Our team of Malawian data staff is a diverse and hardworking group; some are shown in the photo below. Chifuniro is from Likoma Island, an island in Lake Malawi with population 12,000. He is vegetarian, runs an hour a day, wants to be an accountant, and has
a stunningly beautiful girlfriend, Efi, who joined us for lunch one day and was too shy to answer some of Susan’s probing questions. He has an accounting certificate but needs a master’s for a good job, and may not be able to afford the education. I asked where he met Efi, and he said they attended the same school. “You were classmates?” I asked. “No, I finished before she did,” he said, “but I spotted her.” The Malawians speak English in an old-fashioned British style which they picked up during British colonization. Gift (love that name!) and Leeness are engaged to each other; they met while working on a previous round of the survey. Another of our staff, Austin, has endured great hardship in his life: he lost his mother at the age of 3, and his father at the age of 16. He has since lost all his siblings (2 brothers and 1 sister) – most recently his brother who left him 4 orphans to care for. When he was a teenager, a Peace Corps Volunteer in his village saw how intelligent he was and paid his school fees so he could finish high school. He is involved with a lot of community-based organizations (CBOs), which are voluntary service organizations founded and supported by the community (unlike NGOs whose support is usually external to the community they serve). He is cheerful when I talk to him at meals, and on our team he works with integrity and concentration. I asked how he does it – how could he be happy in spite of all that hardship.
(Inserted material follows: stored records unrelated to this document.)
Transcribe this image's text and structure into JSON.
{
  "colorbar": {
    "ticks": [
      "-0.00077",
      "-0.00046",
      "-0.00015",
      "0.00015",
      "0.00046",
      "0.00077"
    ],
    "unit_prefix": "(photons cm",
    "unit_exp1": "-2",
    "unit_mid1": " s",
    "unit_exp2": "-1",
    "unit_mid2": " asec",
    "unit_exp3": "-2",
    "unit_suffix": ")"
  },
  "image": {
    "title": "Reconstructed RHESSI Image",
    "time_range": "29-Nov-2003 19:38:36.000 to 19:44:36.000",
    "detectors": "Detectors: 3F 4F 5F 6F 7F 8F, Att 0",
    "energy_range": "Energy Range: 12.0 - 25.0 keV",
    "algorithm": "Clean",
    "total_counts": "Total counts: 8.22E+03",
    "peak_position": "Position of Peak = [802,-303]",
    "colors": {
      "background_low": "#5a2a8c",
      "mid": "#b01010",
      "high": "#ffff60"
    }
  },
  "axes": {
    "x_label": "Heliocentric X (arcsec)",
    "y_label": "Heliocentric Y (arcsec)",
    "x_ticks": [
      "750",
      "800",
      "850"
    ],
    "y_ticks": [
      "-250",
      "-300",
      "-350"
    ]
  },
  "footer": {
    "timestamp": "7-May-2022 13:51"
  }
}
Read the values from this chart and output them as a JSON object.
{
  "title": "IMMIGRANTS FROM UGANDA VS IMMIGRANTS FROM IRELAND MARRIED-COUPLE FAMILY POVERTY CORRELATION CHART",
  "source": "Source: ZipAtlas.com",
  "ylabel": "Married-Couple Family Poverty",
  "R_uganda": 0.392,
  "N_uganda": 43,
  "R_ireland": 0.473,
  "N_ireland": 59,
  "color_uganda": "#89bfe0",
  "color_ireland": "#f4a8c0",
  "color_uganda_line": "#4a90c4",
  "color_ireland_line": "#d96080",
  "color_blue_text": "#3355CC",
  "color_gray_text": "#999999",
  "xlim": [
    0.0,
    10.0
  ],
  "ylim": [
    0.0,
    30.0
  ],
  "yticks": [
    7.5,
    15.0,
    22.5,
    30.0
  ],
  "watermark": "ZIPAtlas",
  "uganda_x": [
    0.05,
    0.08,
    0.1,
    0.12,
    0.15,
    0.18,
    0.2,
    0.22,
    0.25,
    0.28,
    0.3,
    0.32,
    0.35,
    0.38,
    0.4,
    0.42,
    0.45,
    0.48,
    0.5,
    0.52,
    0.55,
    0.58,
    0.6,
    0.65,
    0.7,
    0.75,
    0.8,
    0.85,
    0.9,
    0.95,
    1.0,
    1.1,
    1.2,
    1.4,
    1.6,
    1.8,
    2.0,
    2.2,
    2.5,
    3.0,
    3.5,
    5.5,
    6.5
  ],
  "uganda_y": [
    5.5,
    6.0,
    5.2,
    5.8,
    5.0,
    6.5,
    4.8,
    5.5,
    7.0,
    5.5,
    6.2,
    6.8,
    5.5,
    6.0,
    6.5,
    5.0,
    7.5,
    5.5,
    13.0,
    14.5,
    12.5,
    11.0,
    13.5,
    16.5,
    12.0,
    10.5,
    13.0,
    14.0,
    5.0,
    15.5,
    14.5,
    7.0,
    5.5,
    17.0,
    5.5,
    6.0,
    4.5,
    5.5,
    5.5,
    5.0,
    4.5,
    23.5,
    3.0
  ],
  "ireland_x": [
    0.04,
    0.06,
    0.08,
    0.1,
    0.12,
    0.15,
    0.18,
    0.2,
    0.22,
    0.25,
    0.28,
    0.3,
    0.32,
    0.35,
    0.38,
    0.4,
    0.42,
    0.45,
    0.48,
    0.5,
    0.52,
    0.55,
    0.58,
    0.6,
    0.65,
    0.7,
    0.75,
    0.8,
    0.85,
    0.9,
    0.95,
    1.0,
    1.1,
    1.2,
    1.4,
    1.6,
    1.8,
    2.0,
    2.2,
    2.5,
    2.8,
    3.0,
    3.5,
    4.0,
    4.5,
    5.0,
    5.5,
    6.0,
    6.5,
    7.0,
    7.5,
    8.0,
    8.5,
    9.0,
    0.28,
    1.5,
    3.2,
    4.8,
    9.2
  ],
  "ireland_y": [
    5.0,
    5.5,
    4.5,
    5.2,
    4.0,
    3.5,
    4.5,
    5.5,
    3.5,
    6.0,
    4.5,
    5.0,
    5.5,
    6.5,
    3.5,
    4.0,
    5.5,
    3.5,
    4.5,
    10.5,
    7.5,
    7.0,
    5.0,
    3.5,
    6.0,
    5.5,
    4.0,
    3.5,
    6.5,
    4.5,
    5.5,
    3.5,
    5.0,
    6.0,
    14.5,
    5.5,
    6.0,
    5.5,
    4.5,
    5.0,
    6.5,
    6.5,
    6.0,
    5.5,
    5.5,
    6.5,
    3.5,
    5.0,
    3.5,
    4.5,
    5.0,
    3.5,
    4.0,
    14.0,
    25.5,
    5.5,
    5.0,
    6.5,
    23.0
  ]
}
And he responded that his Peace Corps friend once told him that although he’d experienced a lot of hardship, it would do himself no good to complain; instead he should try to be happy with the present moment and remember that the future could be better. He felt pretty bad when he heard those words but went home and reflected on it and decided that she was right! “Why not appreciate this day,” he said to me, smiling, “those other things are in the past! The future can bring something different!” The extent to which he’s been able to integrate this philosophy seems to help him a lot, but this does not mean that his grief is gone. When he described the CBOs he’s involved with to me, he said they all relate to AIDS prevention and treatment, and do a lot of work with AIDS orphans. “Sometimes when I see those orphans, I feel so sad,” he said, his voice trailing off, and I felt very sad sitting there with him. Then he abruptly got up, said “Thank you, have a good night,” and quickly exited the room.

On our last night in Mchinji we were all sitting around after dinner, and Rubin asked Agness to sing – he noticed that while she does her data entry she’s always unconsciously harmonizing to whatever African gospel music is playing on the radio. She showed us all how to clap along, a quick light rhythm, and when she opened her mouth, I was transported! How can I possibly describe it? I felt I’d transcended this world of pain and misery. And when all the others effortlessly joined in harmonizing her, I was transported even farther away, to some perfect place and tears were in my eyes. There was no sense of time, and everything felt resolved.

When she finished, I asked what the meaning was of the song. She said the Chichewa words meant, “There is no person like Jesus.” These people, they know what life is about.

2 comments:

Blind Dog Megan said...

So many wonderful people you are meeting! Keep up the good work, sounds like a beautiful place.

Unknown said...

Hi Gail! Sounds like such an interesting place. You are an excellent writer...making me feel like I am right there with you!